If you've read some of my posts you'll know that I'm new to espresso and am having difficulty trying to identify what my personal tastes are.

I've read on the forums about a chap called Richard at Coffee Compass being helpful so I emailed him about the beans/blends I have tried from different companies and my abbreviated tasting notes on each and asked for his advice.

He got back to me quite promptly and proposed to put together a pack for me of different coffees and different roast levels to try and identify where my tastes lie. He also confirmed my suspicions that I do not like higher acidity brighter coffees so we will work around that.

This tailored level of service is remarkable and a relief to my growing frustration.

So, credit where credit is due.

I echo the praise I've read on these forums to Richard at Coffee Compass and would recommend getting in touch with him.

Looking forward to my tailored selection of beans!


----------



## ronsil (Mar 8, 2012)

That's what Richard does. A very helpful & knowledgeable guy.


----------



## Mr O (Jan 14, 2015)

This is fantastic and all for not too much more than supermarket stale beans...

good luck with your pack...


----------



## 4085 (Nov 23, 2012)

Whats this nonsense I hear....a roaster who is willing to roast the same bean different ways.........what an amazing idea!


----------



## jeebsy (May 5, 2013)

dfk41 said:


> Whats this nonsense I hear....a roaster who is willing to roast the same bean different ways.........what an amazing idea!


Square mile do this too...


----------



## 4085 (Nov 23, 2012)

I wonder why all roasters do not do this.....makes you wonder if they know what they are missing. Perhaps the roaster is just not up to scratch?


----------



## m4lcs67 (Mar 16, 2014)

Richard is a great guy. I have spoken to him many times and have taken his advice on more than one occasion. Brighton Lanes is my coffee of choice at the moment. Wonderful.


----------



## 7493 (May 29, 2014)

Another vote for Richard! Excellent service and a really nice guy.

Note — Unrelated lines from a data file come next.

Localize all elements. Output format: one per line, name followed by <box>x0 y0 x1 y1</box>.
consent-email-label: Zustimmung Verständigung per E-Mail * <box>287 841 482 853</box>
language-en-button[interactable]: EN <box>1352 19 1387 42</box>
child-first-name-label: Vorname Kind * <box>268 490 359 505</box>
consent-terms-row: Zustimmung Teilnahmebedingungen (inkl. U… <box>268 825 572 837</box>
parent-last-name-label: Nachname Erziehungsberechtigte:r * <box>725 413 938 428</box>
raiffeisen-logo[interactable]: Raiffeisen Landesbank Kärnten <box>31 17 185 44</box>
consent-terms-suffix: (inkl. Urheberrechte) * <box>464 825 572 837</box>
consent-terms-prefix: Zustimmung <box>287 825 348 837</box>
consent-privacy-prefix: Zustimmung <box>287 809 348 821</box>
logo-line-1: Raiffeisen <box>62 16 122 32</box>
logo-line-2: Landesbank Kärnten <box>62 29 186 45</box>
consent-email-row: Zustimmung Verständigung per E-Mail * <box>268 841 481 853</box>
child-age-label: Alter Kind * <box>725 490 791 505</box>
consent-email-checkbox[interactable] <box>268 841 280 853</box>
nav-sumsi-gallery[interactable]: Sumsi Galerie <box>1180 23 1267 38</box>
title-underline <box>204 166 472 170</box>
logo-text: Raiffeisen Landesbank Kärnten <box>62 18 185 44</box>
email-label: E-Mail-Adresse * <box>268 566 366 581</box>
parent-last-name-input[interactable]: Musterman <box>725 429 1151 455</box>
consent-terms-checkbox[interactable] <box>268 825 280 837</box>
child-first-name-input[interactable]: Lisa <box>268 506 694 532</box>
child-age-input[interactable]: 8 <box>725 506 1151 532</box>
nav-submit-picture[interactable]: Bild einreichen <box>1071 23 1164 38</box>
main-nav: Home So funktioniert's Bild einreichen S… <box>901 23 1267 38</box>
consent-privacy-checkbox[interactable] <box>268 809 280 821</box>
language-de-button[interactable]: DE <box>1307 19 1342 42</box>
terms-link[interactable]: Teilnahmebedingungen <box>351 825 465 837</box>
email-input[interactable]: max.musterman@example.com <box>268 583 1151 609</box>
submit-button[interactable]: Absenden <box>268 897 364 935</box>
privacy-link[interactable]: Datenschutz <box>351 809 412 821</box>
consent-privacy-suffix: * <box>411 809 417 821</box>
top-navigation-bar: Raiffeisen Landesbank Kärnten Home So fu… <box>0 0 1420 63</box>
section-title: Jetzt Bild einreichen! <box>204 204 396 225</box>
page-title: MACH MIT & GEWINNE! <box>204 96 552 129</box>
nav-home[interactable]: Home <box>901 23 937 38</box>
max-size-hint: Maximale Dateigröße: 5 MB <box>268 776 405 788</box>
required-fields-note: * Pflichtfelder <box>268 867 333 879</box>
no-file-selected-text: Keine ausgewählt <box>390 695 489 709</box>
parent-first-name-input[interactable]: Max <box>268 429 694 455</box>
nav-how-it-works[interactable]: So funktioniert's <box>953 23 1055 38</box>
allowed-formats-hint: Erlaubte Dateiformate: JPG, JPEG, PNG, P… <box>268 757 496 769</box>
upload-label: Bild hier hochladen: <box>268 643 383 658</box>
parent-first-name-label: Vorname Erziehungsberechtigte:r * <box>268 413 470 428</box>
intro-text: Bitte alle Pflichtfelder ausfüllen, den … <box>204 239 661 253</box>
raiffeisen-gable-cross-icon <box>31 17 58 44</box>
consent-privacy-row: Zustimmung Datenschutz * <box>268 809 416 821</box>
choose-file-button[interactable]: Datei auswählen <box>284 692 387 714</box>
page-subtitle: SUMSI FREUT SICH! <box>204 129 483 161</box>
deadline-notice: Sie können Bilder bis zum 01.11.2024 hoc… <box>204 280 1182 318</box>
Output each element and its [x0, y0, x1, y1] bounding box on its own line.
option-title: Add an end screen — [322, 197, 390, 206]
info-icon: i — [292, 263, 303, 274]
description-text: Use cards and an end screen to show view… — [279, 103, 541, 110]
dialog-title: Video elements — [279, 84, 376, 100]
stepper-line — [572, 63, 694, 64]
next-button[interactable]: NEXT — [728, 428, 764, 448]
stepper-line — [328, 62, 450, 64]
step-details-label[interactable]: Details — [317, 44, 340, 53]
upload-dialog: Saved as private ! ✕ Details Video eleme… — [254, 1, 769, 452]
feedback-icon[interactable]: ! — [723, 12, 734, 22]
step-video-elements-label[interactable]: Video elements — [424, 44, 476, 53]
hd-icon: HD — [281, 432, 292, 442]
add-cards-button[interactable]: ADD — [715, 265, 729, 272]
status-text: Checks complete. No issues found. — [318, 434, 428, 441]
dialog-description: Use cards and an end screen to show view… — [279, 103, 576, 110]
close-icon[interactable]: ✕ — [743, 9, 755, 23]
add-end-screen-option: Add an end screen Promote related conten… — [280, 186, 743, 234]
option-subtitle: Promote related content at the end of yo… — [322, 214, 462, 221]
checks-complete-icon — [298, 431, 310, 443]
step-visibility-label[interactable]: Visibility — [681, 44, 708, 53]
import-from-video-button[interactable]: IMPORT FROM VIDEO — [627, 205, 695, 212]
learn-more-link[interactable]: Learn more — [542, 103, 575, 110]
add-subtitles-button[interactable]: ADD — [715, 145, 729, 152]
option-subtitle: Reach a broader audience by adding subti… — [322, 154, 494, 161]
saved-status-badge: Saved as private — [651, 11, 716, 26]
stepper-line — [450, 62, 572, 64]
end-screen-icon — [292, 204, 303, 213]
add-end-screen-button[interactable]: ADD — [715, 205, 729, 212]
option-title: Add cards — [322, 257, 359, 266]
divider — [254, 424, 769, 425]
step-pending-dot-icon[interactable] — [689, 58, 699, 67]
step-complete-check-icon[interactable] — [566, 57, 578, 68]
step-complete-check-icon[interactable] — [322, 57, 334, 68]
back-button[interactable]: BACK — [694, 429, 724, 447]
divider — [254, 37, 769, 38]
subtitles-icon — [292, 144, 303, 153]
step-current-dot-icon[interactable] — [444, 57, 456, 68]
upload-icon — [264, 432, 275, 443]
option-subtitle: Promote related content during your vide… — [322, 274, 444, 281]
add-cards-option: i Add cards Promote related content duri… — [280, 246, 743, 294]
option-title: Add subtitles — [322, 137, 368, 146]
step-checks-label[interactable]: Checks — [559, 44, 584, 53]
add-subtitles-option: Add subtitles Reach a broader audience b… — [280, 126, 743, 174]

I'm on his Java Jampit Estate SO at the moment and loving it.


----------



## MaryM (Feb 18, 2015)

Hear hear, Richard rocks!

Always ready to give advice even to a newbie, and seems to genuinely care about the customers. Ridiculous that this stands out as much as it does, but great for him.


----------



## paul whu (Sep 25, 2014)

I have only had great coffee from this mob. I'm currently enjoying the Nicaraguan Maragogype beans. Recommend these to the , full bodied, low acidity fans who enjoy a long chocolatey finish. My kind of coffee...


----------



## stevogums (May 8, 2013)

TBH all the staff are very helpful.

Great service and always a nice little taster freebie included,well up to now.


----------